Acids, Bases, and pH

Definitions

  • Acid: Substance that donates H+ ions in solution.

  • Base: Substance that accepts H+ ions or donates OH- ions.

  • pH Scale: Measures the concentration of H+ ions; ranges from 0 (acidic) to 14 (basic).

Formula:

  • Neutral: pH = 7

  • Acidic: pH < 7

  • Basic: pH > 7

Buffers: Substances that minimize changes in pH by accepting or donating H+ ions.

Cell Structure and Function

Cell Membrane and Organelles

  • Cell Membrane: Phospholipid bilayer with hydrophilic heads (outward) and hydrophobic tails (inward); controls entry and exit of substances.

  • Microvilli: Increase surface area for absorption.

  • Centrioles: Involved in cell division.

  • Cilia: Move fluids across cell surfaces.
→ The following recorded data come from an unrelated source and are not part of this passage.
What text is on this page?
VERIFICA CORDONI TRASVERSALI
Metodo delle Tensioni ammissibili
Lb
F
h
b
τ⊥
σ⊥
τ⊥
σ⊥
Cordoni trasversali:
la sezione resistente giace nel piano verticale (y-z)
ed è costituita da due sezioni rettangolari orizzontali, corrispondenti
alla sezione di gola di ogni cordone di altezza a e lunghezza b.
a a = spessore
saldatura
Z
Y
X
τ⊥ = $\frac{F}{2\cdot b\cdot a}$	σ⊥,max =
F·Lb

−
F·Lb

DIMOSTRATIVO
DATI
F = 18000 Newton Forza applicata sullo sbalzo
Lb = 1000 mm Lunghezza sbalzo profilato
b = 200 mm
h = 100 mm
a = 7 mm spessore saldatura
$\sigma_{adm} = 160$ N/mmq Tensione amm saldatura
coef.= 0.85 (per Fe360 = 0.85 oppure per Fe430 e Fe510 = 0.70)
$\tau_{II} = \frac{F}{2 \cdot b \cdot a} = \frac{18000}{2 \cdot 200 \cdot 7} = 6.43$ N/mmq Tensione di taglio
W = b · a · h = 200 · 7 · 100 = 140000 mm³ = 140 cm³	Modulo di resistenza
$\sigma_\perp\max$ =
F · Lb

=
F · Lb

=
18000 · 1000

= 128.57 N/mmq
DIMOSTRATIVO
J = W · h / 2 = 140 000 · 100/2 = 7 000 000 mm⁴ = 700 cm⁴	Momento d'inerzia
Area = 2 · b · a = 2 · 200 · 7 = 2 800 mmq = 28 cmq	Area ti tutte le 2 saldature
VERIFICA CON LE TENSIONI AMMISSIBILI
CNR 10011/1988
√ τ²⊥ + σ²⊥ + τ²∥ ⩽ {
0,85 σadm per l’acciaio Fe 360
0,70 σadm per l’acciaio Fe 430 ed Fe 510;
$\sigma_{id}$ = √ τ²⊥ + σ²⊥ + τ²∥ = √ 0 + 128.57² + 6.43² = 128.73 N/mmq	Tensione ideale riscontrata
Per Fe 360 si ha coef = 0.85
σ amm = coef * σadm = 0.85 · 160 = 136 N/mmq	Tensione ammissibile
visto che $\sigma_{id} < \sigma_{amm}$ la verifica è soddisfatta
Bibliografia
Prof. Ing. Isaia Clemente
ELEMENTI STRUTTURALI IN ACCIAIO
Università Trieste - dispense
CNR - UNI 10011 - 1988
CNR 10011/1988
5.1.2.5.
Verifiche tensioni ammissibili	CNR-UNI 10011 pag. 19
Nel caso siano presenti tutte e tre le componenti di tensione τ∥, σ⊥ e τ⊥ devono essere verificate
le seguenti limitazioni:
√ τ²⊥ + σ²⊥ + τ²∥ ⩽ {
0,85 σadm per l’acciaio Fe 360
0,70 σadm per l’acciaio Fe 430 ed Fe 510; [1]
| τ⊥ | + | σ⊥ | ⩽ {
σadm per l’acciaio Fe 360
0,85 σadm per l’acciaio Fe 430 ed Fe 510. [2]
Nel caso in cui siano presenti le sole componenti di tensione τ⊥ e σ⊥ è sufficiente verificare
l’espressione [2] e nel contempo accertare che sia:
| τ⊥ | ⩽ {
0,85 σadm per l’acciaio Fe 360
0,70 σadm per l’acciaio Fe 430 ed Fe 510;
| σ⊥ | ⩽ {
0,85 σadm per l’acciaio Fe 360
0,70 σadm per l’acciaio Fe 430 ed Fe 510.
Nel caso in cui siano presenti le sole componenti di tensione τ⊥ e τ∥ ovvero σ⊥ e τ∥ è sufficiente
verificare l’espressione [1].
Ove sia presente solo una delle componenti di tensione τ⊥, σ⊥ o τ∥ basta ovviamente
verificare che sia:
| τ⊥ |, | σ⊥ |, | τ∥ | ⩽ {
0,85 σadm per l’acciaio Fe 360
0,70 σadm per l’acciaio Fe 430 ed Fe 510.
  • Flagella: Enable movement (e.g., sperm cells).

  • Ribosomes: Synthesize proteins.

  • Rough Endoplasmic Reticulum (Rough ER): Studded with ribosomes; synthesizes proteins.

  • Smooth Endoplasmic Reticulum (Smooth ER): Synthesizes lipids, detoxifies chemicals.

  • Golgi Apparatus: Modifies, sorts, and ships proteins and lipids.

  • Lysosomes: Contain enzymes to digest bacteria and waste.

  • Peroxisomes: Break down toxins (e.g., H2O2).

  • Mitochondria: Produce ATP (energy) via cellular respiration.

  • Nucleus: Control center; stores DNA.

  • Nuclear Envelope: Double membrane surrounding the nucleus.

  • Nucleolus: Produces rRNA and ribosome subunits.

Genetic Information Flow

  • Transcription: DNA is copied into mRNA.

  • Translation: mRNA is used to synthesize proteins.

Summary: DNA → mRNA (transcription) → Protein (translation)

Cellular Fluids

  • Extracellular Fluid (ECF): Fluid outside cells.

  • Intracellular Fluid (ICF): Fluid inside cells (cytosol).

Cytoskeleton

  • Function: Provides structural support, maintains cell shape, and assists in movement.

Organelle Functions Table

Organelle

Main Function

Ribosome

Protein synthesis

Rough ER

Protein modification and transport

Smooth ER

Lipid synthesis, detoxification

Golgi Apparatus

Modifies, sorts, and ships proteins/lipids

Lysosome

Digestion of waste and pathogens

Peroxisome

Breakdown of toxins

Mitochondrion

ATP (energy) production

Nucleus

Genetic control, DNA storage

Centrioles

Cell division

Microvilli

Increase absorption surface area

Case Study Example

  • Lysosome Failure: If lysosomes fail, waste accumulates in cells, potentially leading to diseases such as rheumatoid arthritis.

Additional info: Some content was inferred and expanded for clarity, including standard definitions and examples of chemical and cellular concepts.